Segundo o diretor do Departamento Estadual de Homicídios e de Proteção à Pessoa (DHPP), delegado Mario Souza, a Zona Norte era a área na qual os homicídios seguiam ocorrendo de forma mais intensa na Capital. Em razão disso, foram tomadas uma série de medidas, que incluíam a captura das lideranças.
— Hoje temos no Estado as principais lideranças que praticamente coordenavam os ataques com mortes violentas presas. Esses dois criminosos foram os principais gatilhos para que isso acontecesse.
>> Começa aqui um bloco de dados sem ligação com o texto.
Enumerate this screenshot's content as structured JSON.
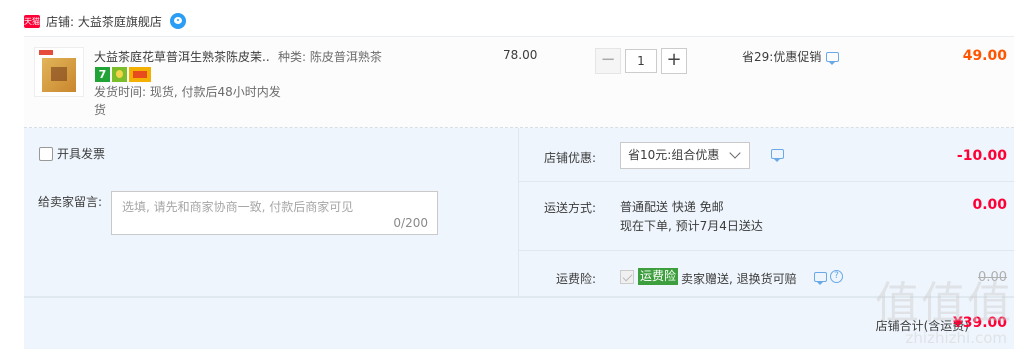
{
  "shop": {
    "badge": "天猫",
    "name": "店铺: 大益茶庭旗舰店",
    "chat_icon": "wangwang-chat-icon"
  },
  "item": {
    "title": "大益茶庭花草普洱生熟茶陈皮茉...",
    "sku": "种类: 陈皮普洱熟茶",
    "ship_time": "发货时间: 现货, 付款后48小时内发货",
    "unit_price": "78.00",
    "quantity": "1",
    "saving": "省29:优惠促销",
    "total": "49.00",
    "promo_icons": [
      "7-day-return-icon",
      "guarantee-icon",
      "card-pay-icon"
    ],
    "colors": {
      "price": "#ff5500"
    }
  },
  "order": {
    "invoice_label": "开具发票",
    "message_label": "给卖家留言:",
    "message_placeholder": "选填, 请先和商家协商一致, 付款后商家可见",
    "message_count": "0/200",
    "discount_label": "店铺优惠:",
    "discount_selected": "省10元:组合优惠",
    "discount_amount": "-10.00",
    "shipping_label": "运送方式:",
    "shipping_method": "普通配送 快递 免邮",
    "shipping_eta": "现在下单, 预计7月4日送达",
    "shipping_amount": "0.00",
    "insurance_label": "运费险:",
    "insurance_tag": "运费险",
    "insurance_text": "卖家赠送, 退换货可赔",
    "insurance_amount": "0.00",
    "colors": {
      "amount": "#ff0036",
      "insurance_tag": "#3c9e3c"
    }
  },
  "summary": {
    "label": "店铺合计(含运费)",
    "amount": "¥39.00"
  },
  "watermark": {
    "chars": "值值值",
    "url": "zhizhizhi.com"
  }
}
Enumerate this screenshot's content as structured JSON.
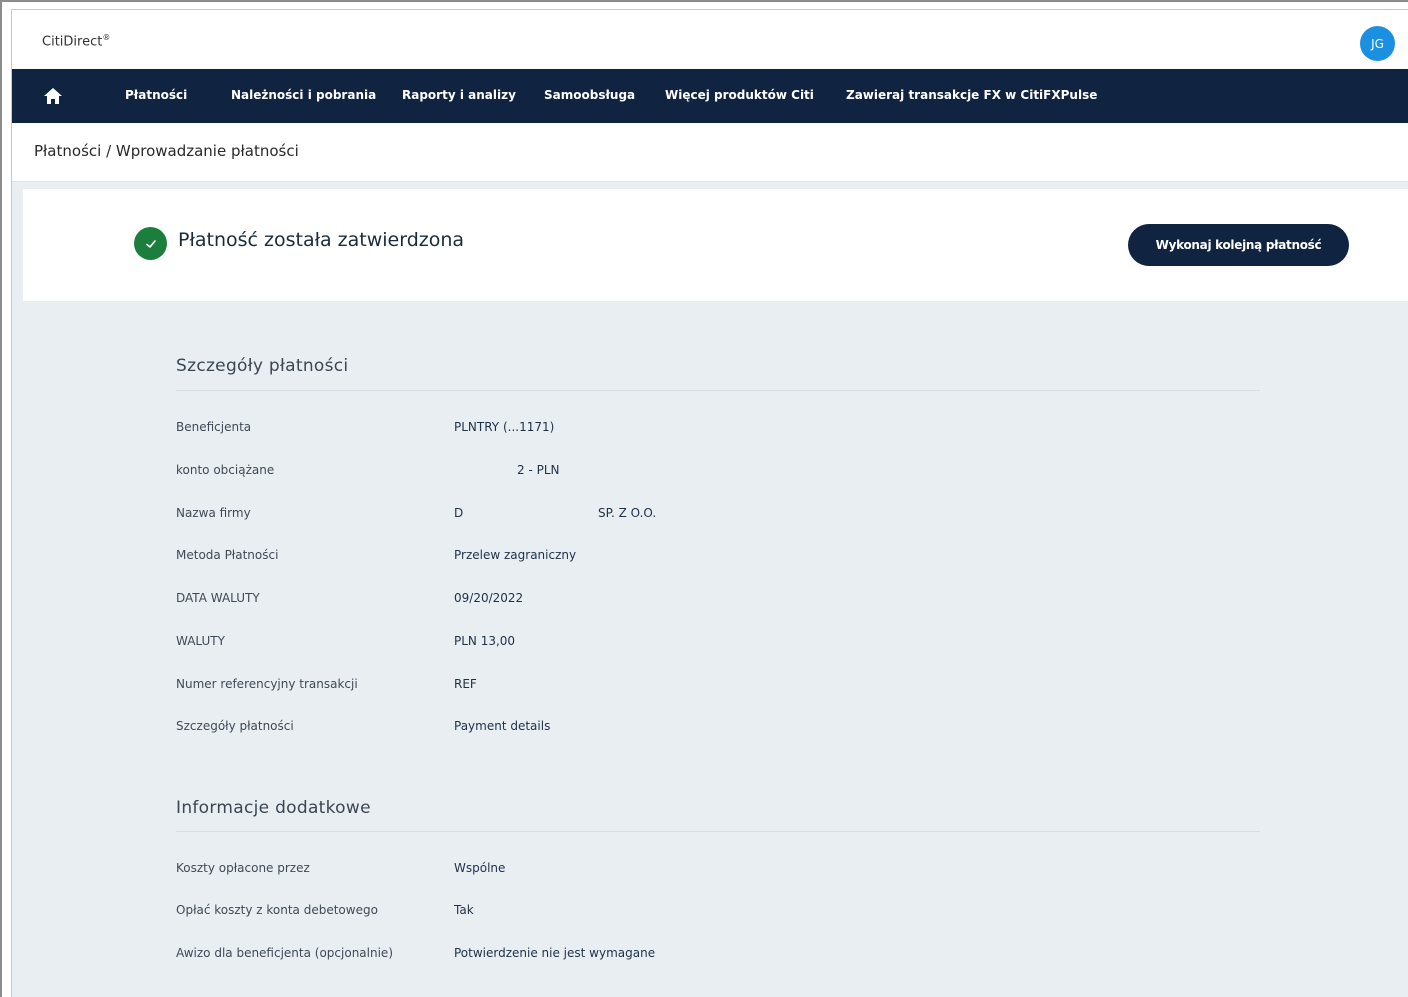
{
  "app": {
    "brand": "CitiDirect",
    "brand_mark": "®",
    "user_initials": "JG"
  },
  "nav": {
    "home_icon": "home-icon",
    "items": [
      {
        "label": "Płatności"
      },
      {
        "label": "Należności i pobrania"
      },
      {
        "label": "Raporty i analizy"
      },
      {
        "label": "Samoobsługa"
      },
      {
        "label": "Więcej produktów Citi"
      },
      {
        "label": "Zawieraj transakcje FX w CitiFXPulse"
      }
    ]
  },
  "breadcrumb": "Płatności / Wprowadzanie płatności",
  "confirmation": {
    "title": "Płatność została zatwierdzona",
    "icon": "check-circle-icon",
    "action_label": "Wykonaj kolejną płatność"
  },
  "payment_details": {
    "heading": "Szczegóły płatności",
    "rows": [
      {
        "label": "Beneficjenta",
        "value": "PLNTRY (...1171)"
      },
      {
        "label": "konto obciążane",
        "value": "2 - PLN"
      },
      {
        "label": "Nazwa firmy",
        "value": "D",
        "value_extra": "SP. Z O.O."
      },
      {
        "label": "Metoda Płatności",
        "value": "Przelew zagraniczny"
      },
      {
        "label": "DATA WALUTY",
        "value": "09/20/2022"
      },
      {
        "label": "WALUTY",
        "value": "PLN 13,00"
      },
      {
        "label": "Numer referencyjny transakcji",
        "value": "REF"
      },
      {
        "label": "Szczegóły płatności",
        "value": "Payment details"
      }
    ]
  },
  "additional_info": {
    "heading": "Informacje dodatkowe",
    "rows": [
      {
        "label": "Koszty opłacone przez",
        "value": "Wspólne"
      },
      {
        "label": "Opłać koszty z konta debetowego",
        "value": "Tak"
      },
      {
        "label": "Awizo dla beneficjenta (opcjonalnie)",
        "value": "Potwierdzenie nie jest wymagane"
      }
    ]
  },
  "colors": {
    "nav_bg": "#102442",
    "success_green": "#1c7e3d",
    "avatar_blue": "#1b8fe0",
    "page_bg": "#e9eef3"
  }
}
O ciclo do Red acabou há uma semana e o do LG acaba hoje. Hoje termina esse ciclo de violência, de conflitos, na Zona Norte — enfatiza.
Com as prisões, a polícia espera que esses crimes violentos reduzam na Zona Norte. Ainda segundo o delegado, o próximo passo é a investigação de lavagem de dinheiro para descapitalizar essas organizações. Outra medida, segundo a polícia, é manter o monitoramento dessas lideranças e das organizações criminosas após as prisões.
— Nós, da segurança pública, estamos trabalhando integrados com a Brigada Militar e Polícia Penal. Temos o mapeamento dessa situação toda, e quais são as possibilidades, e nos levam a tomar decisões, pedir ao Judiciário e ajustar medidas que mantenham o isolamento (dos presos) para que eles não continuem de outra forma comandando os homicídios — afirmou o Chefe da Polícia Civil, delegado Fernando Sodré.
Contraponto
O advogado Jean Severo, que representa Luis Guilherme, nega que o cliente tenha posição de liderança no tráfico de drogas e tenha sido responsável por ordenar os homicídios.
— Luís Guilherme não possui liderança alguma e é completamente inocente das acusações que lhe são imputadas. Inclusive, ano passado foi absolvido pelo Tribunal do Júri em Porto Alegre. Com muita tranquilidade, vamos demonstrar que o acusado é mais uma vítima de perseguição por partes dos órgãos de persecução penal — disse o advogado.